Gosh, when you put it that way, I guess I'd have to agree, they are conservative.

As to why self-labeled conservatives don't live up to their values, isn't that just simple human falibility?


Moi doth comedy, e.g.,
soooooo what does that make moi except first on the "Do invite" list.

Stay on groovin' safari,

Anonymous said...

Mike the blogger, you really perceive it in an interesting way...playing to the conservatism of the audience. That's more detatched than I see it. I think Earl's right, that comedians are deeply conservative, because many come from a pained background, using humor to overcome their personal tragedies. And when you come from tragedy, I think there's a strong sense of justice in you wanting to come out, a sense that tradition and a conservative spirit can balance or counter the extremes of emotion or unstable family-life that caused the disruption in the first place. I blame it all on God.

Anonymous said...

And Mike the blogger, since you bring up so many interesting mention the impact of such humor on a young, liberal, modern, shared marriage couple type audience...

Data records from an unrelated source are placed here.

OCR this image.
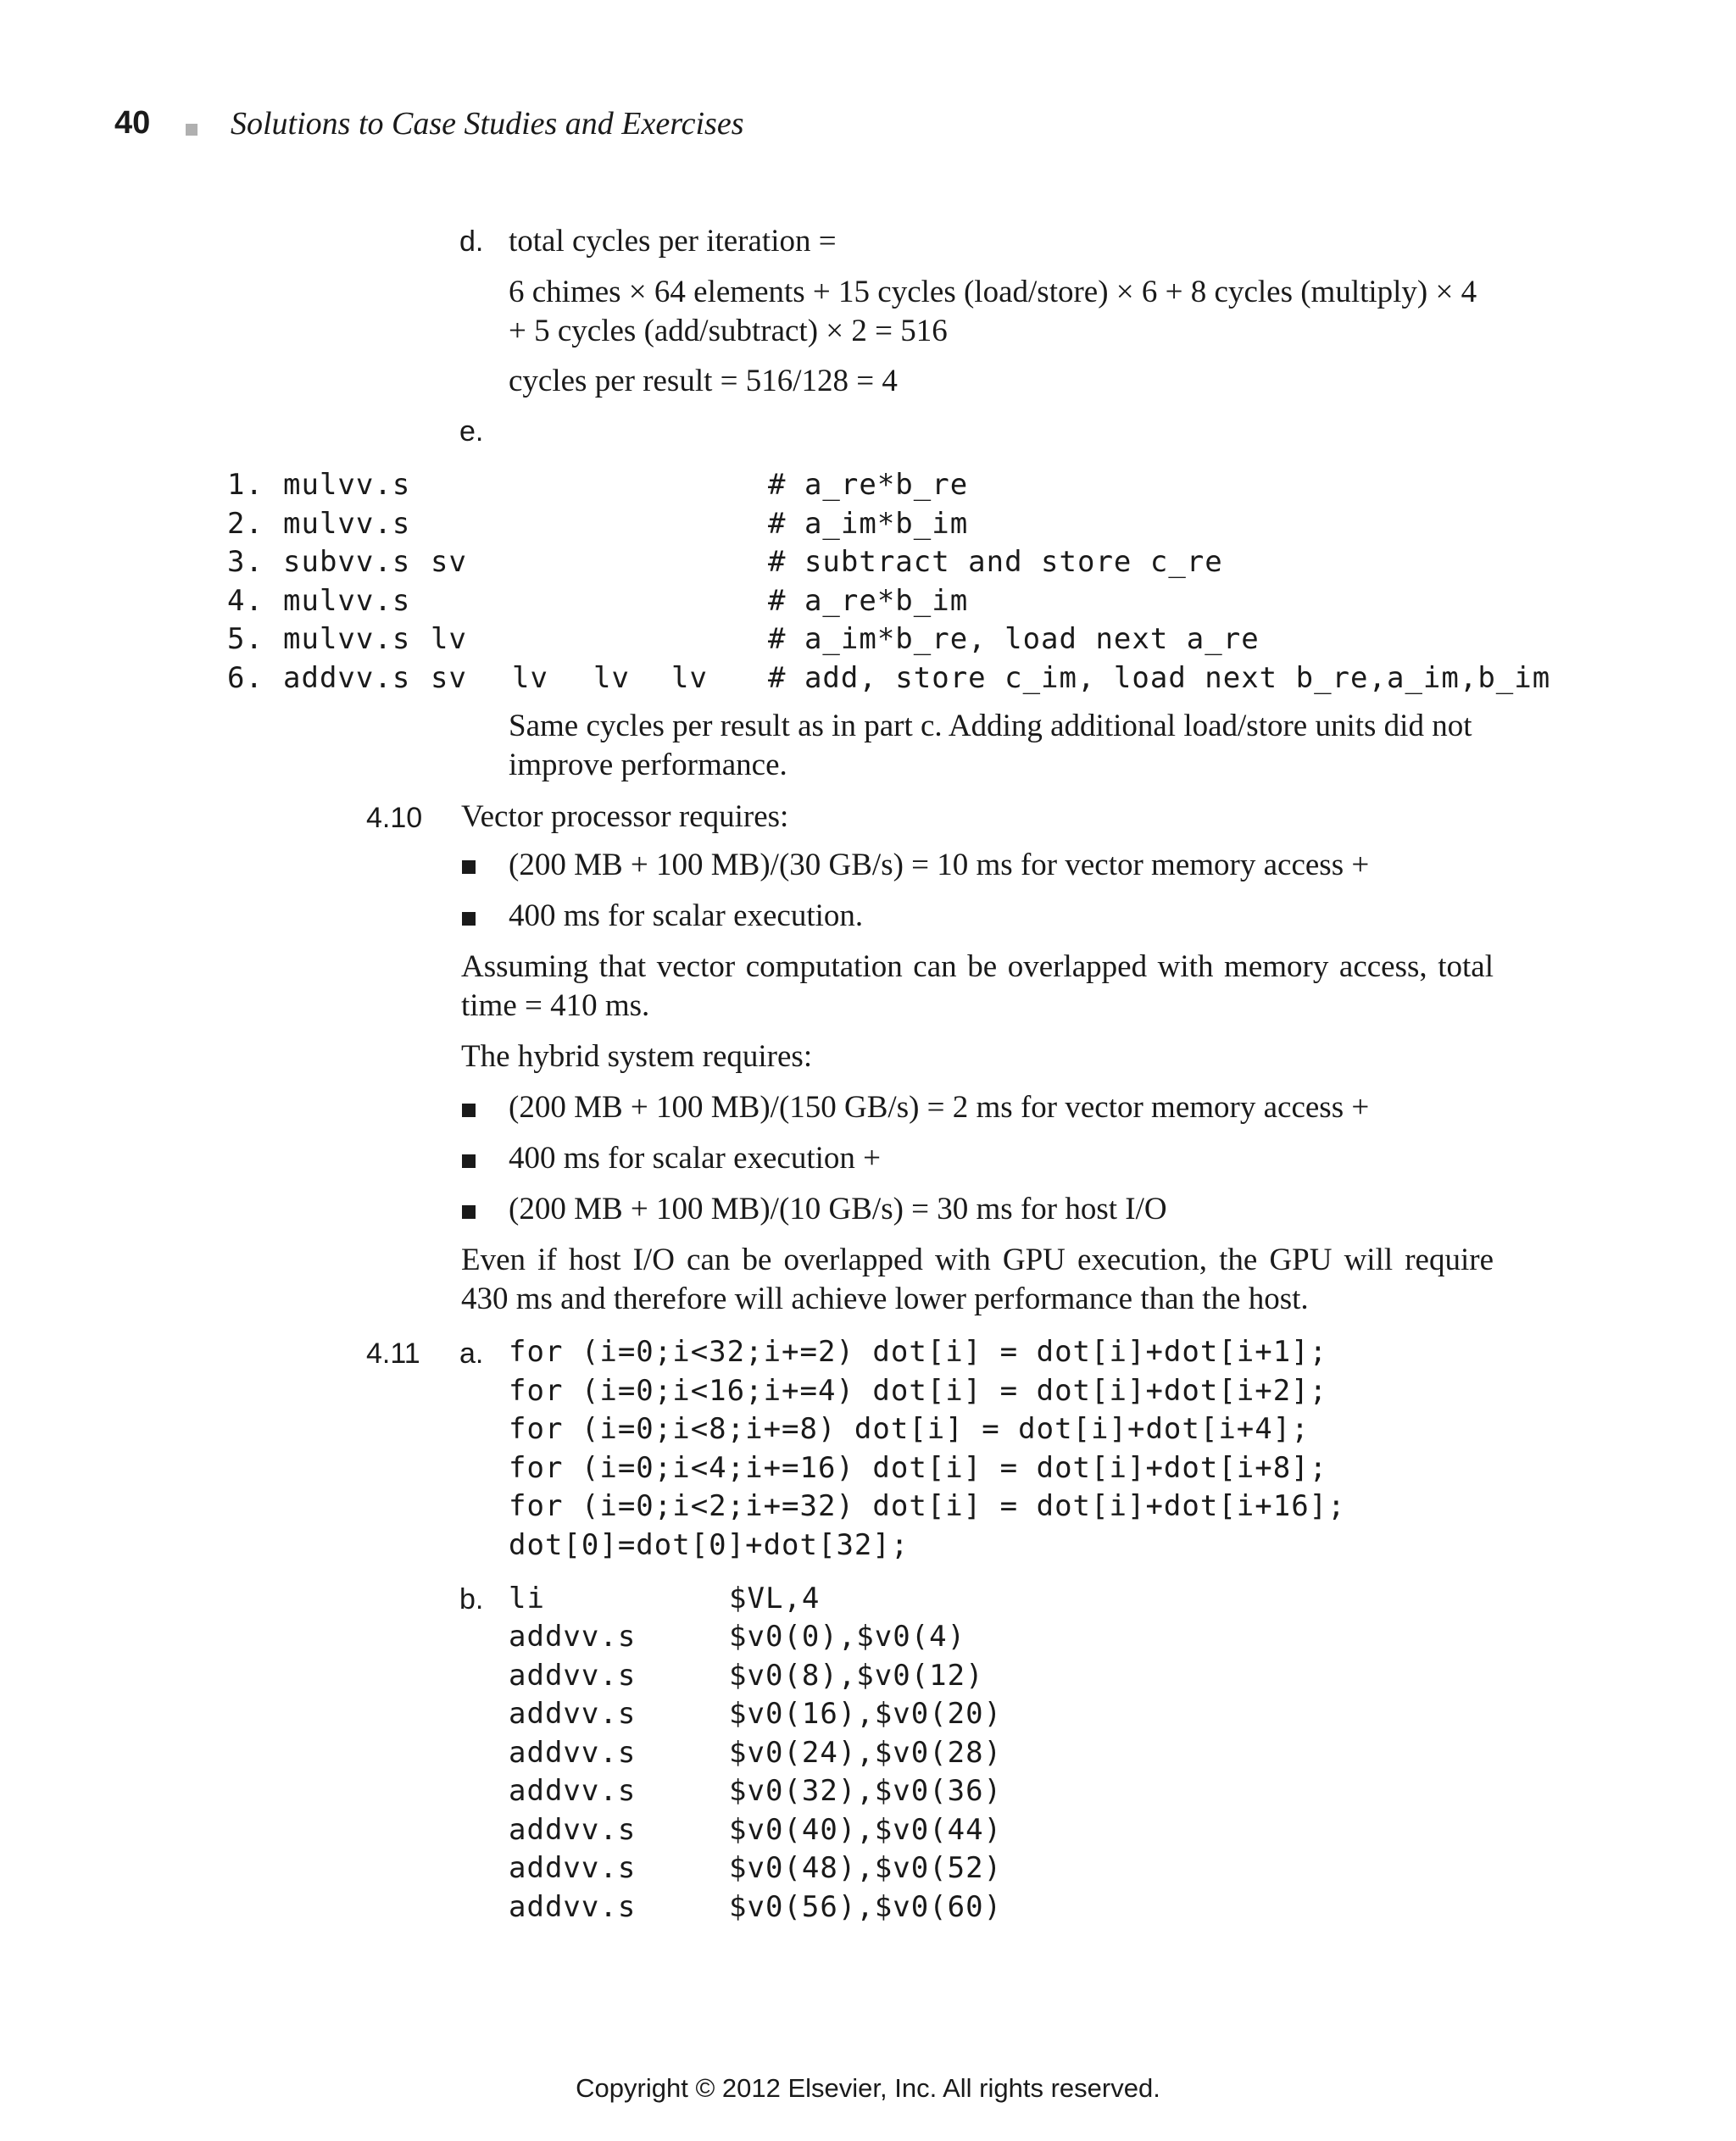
40 Solutions to Case Studies and Exercises
d. total cycles per iteration =
6 chimes × 64 elements + 15 cycles (load/store) × 6 + 8 cycles (multiply) × 4 + 5 cycles (add/subtract) × 2 = 516
cycles per result = 516/128 = 4
e.
1. mulvv.s	# a_re*b_re
2. mulvv.s	# a_im*b_im
3. subvv.s sv	# subtract and store c_re
4. mulvv.s	# a_re*b_im
5. mulvv.s lv	# a_im*b_re, load next a_re
6. addvv.s sv lv lv lv # add, store c_im, load next b_re,a_im,b_im
Same cycles per result as in part c. Adding additional load/store units did not improve performance.
4.10 Vector processor requires:
(200 MB + 100 MB)/(30 GB/s) = 10 ms for vector memory access +
400 ms for scalar execution.
Assuming that vector computation can be overlapped with memory access, total time = 410 ms.
The hybrid system requires:
(200 MB + 100 MB)/(150 GB/s) = 2 ms for vector memory access +
400 ms for scalar execution +
(200 MB + 100 MB)/(10 GB/s) = 30 ms for host I/O
Even if host I/O can be overlapped with GPU execution, the GPU will require 430 ms and therefore will achieve lower performance than the host.
4.11 a. for (i=0;i<32;i+=2) dot[i] = dot[i]+dot[i+1];
for (i=0;i<16;i+=4) dot[i] = dot[i]+dot[i+2];
for (i=0;i<8;i+=8) dot[i] = dot[i]+dot[i+4];
for (i=0;i<4;i+=16) dot[i] = dot[i]+dot[i+8];
for (i=0;i<2;i+=32) dot[i] = dot[i]+dot[i+16];
dot[0]=dot[0]+dot[32];
b. li	$VL,4
addvv.s	$v0(0),$v0(4)
addvv.s	$v0(8),$v0(12)
addvv.s	$v0(16),$v0(20)
addvv.s	$v0(24),$v0(28)
addvv.s	$v0(32),$v0(36)
addvv.s	$v0(40),$v0(44)
addvv.s	$v0(48),$v0(52)
addvv.s	$v0(56),$v0(60)
Copyright © 2012 Elsevier, Inc. All rights reserved.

Personally, I've valued that type of humor for its teaching. I remember getting the joke at a very young age and being intrigued by the nuances of it. If ever I groaned at the implications, something inside me also clicked...both men and women have needs that aren't being met, and what can we do to bridge the difference. Sometimes the short end of the stick turns out to be a really powerful weapon. I wish old brands of humor would work their way back into the economy.